In May of 2022, Kasriel published a blog post explaining where the “Metaverse can take Fintech” stating that they were expanding efforts to support greater Web3 compatibility, as “decentralized Web3 technologies like blockchain and NFTs have enabled new ways to exchange value.”
NFTs have been a boom/bust sector of blockchain with massive expansion and then a decline.
Earlier today, Meta revealed another round of layoffs as it targets a more streamlined operation.

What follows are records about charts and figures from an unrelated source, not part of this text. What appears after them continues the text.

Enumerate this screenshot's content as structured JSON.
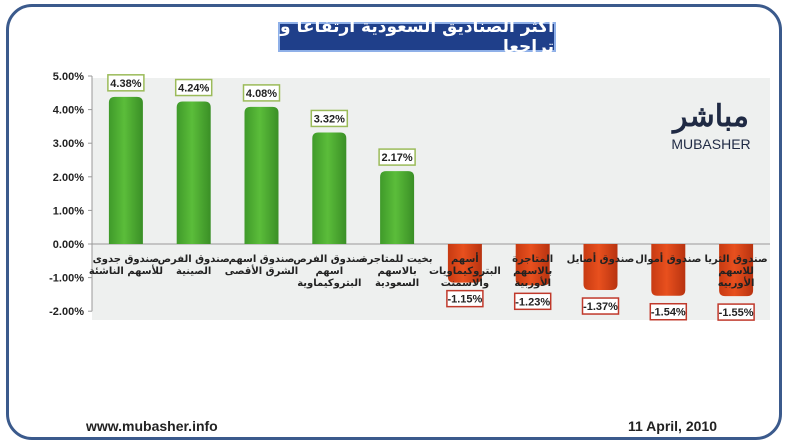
{
  "title": "أكثر الصناديق السعودية ارتفاعا و تراجعا",
  "logo": {
    "arabic": "مباشر",
    "latin": "MUBASHER"
  },
  "footer": {
    "url": "www.mubasher.info",
    "date": "11 April, 2010"
  },
  "colors": {
    "positive": "#5bbd3a",
    "negative": "#e8501e",
    "positive_label_border": "#9bbb59",
    "negative_label_border": "#c0392b",
    "title_bg": "#1f3f8a",
    "frame": "#3b5a8c"
  },
  "chart_data": {
    "type": "bar",
    "title": "أكثر الصناديق السعودية ارتفاعا و تراجعا",
    "ylim": [
      -2,
      5
    ],
    "yticks": [
      "5.00%",
      "4.00%",
      "3.00%",
      "2.00%",
      "1.00%",
      "0.00%",
      "-1.00%",
      "-2.00%"
    ],
    "ytick_values": [
      5,
      4,
      3,
      2,
      1,
      0,
      -1,
      -2
    ],
    "grid": false,
    "categories": [
      [
        "صندوق جدوى",
        "للأسهم الناشئة"
      ],
      [
        "صندوق الفرص",
        "الصينية"
      ],
      [
        "صندوق اسهم",
        "الشرق الأقصى"
      ],
      [
        "صندوق الفرص",
        "اسهم",
        "البتروكيماوية"
      ],
      [
        "بخيت للمتاجرة",
        "بالاسهم",
        "السعودية"
      ],
      [
        "أسهم",
        "البتروكيماويات",
        "والاسمنت"
      ],
      [
        "المتاجرة",
        "بالاسهم",
        "الأوربية"
      ],
      [
        "صندوق أصايل"
      ],
      [
        "صندوق أموال"
      ],
      [
        "صندوق الثريا",
        "للاسهم",
        "الأوربيه"
      ]
    ],
    "values": [
      4.38,
      4.24,
      4.08,
      3.32,
      2.17,
      -1.15,
      -1.23,
      -1.37,
      -1.54,
      -1.55
    ],
    "data_labels": [
      "4.38%",
      "4.24%",
      "4.08%",
      "3.32%",
      "2.17%",
      "-1.15%",
      "-1.23%",
      "-1.37%",
      "-1.54%",
      "-1.55%"
    ]
  }
}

Meta founder and CEO Mark Zuckerberg published a blog post reflecting on the “year of efficiency.”
Zuckerberg stated:
“We expect to announce restructurings and layoffs in our tech groups in late April, and then our business groups in late May. In a small number of cases, it may take through the end of the year to complete these changes. Our timelines for international teams will also look different, and local leaders will follow up with more details. Overall, we expect to reduce our team size by around 10,000 people and to close around 5,000 additional open roles that we haven’t yet hired.”
Zuckerberg said that “flatter is faster,” and they intend to make Meta “flatter by removing multiple layers of management.”
“As part of this, we will ask many managers to become individual contributors. We’ll also have individual contributors report into almost every level — not just the bottom — so information flow between people doing the work and management will be faster.”
He shared that Meta has reduced budgets and shrunk real estate while laying off 13% of their workforce.